Der Wahlkampf wurde zum einen auf die klassische Art und Weise geführt, mit Inseraten, Flyern, Plakaten und zahlreichen Leserbriefen. Zum anderen wurde aber auch in den sozialen Medien für die Kandidatinnen und Kandidaten geworben. Auf Facebook, Instagram oder TikTok. Wie eine gemeinsame Recherche des Regionaljournals Graubünden von Radio SRF und der «Engadiner Post/Posta Ladina» zeigt, ist dabei auch Geld an Jugendliche geflossen, die die Kandidatur von Aerni, Anand und Schlatter auf Instagram und TikTok beworben haben. Konkret mussten die Jugendlichen ein vorproduziertes Supportvideo in ihrer Instagram-Story teilen und ein kurzes Statement für die Kandidierenden abgeben. Für diesen Aufwand wurden sie mit 200 Franken in bar und einem Gutschein von 100 Franken für das Hotels Laudinella entschädigt.

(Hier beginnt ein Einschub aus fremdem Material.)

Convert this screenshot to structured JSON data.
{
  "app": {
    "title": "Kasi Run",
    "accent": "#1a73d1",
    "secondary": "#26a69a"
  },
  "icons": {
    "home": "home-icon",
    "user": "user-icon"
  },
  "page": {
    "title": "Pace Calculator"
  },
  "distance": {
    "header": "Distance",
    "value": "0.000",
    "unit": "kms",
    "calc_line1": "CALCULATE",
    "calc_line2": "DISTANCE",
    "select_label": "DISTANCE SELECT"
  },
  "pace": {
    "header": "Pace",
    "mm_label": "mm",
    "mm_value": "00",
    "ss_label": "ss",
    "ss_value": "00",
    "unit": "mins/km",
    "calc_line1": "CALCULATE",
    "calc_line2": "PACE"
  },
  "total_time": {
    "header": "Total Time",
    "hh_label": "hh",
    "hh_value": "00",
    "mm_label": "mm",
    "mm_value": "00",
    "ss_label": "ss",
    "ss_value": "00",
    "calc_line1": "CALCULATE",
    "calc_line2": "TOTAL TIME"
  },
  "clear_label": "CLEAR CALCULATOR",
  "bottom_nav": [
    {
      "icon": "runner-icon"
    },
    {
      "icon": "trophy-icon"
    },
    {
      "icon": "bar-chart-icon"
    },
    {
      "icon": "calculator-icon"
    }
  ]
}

Die Aktion koordiniert hat Loris Moser. Er ist Co-Founder und CEO der Firma NoTomorrow – Events GmbH und somit CEO des in diesem Jahr erstmals durchgeführten SunIce Festivals und sitzt ab dem 1. Januar für die Next Generation im St. Moritzer Gemeinderat. «Statements von lokalen Microinfluencern auf Instagram oder TikTok sind ein gängiges Mittel im modernen Marketing», sagt er auf Anfrage. Mit den herkömmlichen Medien erreiche man nur einen kleinen Teil der Zielgruppe. Er bestätigt, dass die Influencer für ihren Aufwand entschädigt worden sind. Dieser Aufwand bestehe nicht alleine im Posten der Botschaft, die korrekte Umsetzung, das Einhalten des Zeitrahmens, aber auch der Wert der regionalen Reichweite eines jeden Influencers werde entschädigt. Gemäss Moser ist die Entschädigung von 100 bis 200 Franken in bar sowie ein Gutschein für ein Essen angemessen.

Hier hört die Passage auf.